Whither the Copyright Office: There is a clear structural reason why the President and executive agencies cannot rely on the US Copyright Office for advice about copyright law. The Copyright Office is housed within the Library of Congress, which itself is managed by Congress rather than the President. Thus the US Copyright Office does not officially represent the Administration or shape Administration policy. This is an odd setup — especially with the rising and overlapping market role for intellectual property rights. From a theoretical standpoint, it is unclear whether the fractured administrative structure leads to rights that are either too strong or too weak. What we can tell is that the structure leads to a lack of coordination in administration of the various IP systems within the US.
In his 1995 Congressional testimony on the topic, Bill Patry identified the fractured structure as "an historical anomaly."
It is not the result of a judgment that the legislative branch is where the Copyright Office belongs. It occurred solely because there was a very clever, ambitious Librarian of Congress who figured out that rather than relying upon appropriated funds, which is not a great way for agencies to fund themselves, he would get free books. He got free books by convincing Congress to require publishers and authors to give the Library free books. That is how the Copyright Office got into the Library of Congress.
The answer: In 1995, the Senate proposed a solution – a United States Intellectual Property Organization (USIPO). (S. 1961).

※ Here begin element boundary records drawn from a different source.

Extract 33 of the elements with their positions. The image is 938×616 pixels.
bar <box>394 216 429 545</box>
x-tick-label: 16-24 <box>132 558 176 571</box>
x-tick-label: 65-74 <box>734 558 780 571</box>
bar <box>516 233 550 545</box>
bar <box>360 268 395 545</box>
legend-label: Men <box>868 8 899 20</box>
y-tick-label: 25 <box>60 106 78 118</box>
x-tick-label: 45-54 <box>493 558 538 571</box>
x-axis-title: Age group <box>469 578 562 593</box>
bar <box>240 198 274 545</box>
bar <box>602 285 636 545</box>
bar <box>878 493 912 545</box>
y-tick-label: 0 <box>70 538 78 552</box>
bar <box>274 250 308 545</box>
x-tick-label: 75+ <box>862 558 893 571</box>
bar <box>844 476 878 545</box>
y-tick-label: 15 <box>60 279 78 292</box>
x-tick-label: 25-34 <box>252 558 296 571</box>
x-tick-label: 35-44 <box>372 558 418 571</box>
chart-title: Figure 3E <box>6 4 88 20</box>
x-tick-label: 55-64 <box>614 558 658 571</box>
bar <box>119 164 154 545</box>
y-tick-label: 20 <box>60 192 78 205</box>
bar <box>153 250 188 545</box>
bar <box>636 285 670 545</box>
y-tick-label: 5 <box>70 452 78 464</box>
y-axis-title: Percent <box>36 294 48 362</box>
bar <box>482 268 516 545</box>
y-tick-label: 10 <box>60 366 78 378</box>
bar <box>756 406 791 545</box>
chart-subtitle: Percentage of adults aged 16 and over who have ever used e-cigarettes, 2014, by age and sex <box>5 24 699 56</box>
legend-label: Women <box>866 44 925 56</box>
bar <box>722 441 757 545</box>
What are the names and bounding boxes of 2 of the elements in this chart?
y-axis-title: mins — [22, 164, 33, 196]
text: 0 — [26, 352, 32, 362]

Although the Bill did not emerge from committee at the time, the newly proposed organization would fall in line with many of our trading partners, including the UK IPO, the Canadian IPO, and the World Intellectual Property Organization (WIPO).
Back in 1995, then Register of Copyrights Marybeth Peters commented that such a move may unduly politicize the Copyright Office. Peters was also concerned that the historic and humanist value of the copyright registry would be soiled if joined with the commerce-focused patent and trademark administrators.
Bill Patry testified before the Senate in support of the concept of the USIPO and argued that the Copyright Office functions are executive not legislative:
Well, the Office doesn't perform any legislative functions. Why should it remain in the legislative branch? The answer that you are given is essentially that is the way it has always been and we like it that way. But if you have go the two other forms of intellectual property … why should the third one be over here and on the other side of the Potomac? It is really a quaint sort of nostalgia for the past. It is an obstacle for the future.
Members of Congress also expressed reticence about giving up direct control of the office. At the time, the Intellectual Property Owners Association and AIPLA suggested "further study."
In the years since 1995, we have seen a great convergence in the marketplace role of the various intellectual property schemes. It seems to me that the time is ripe to consider the issue once again.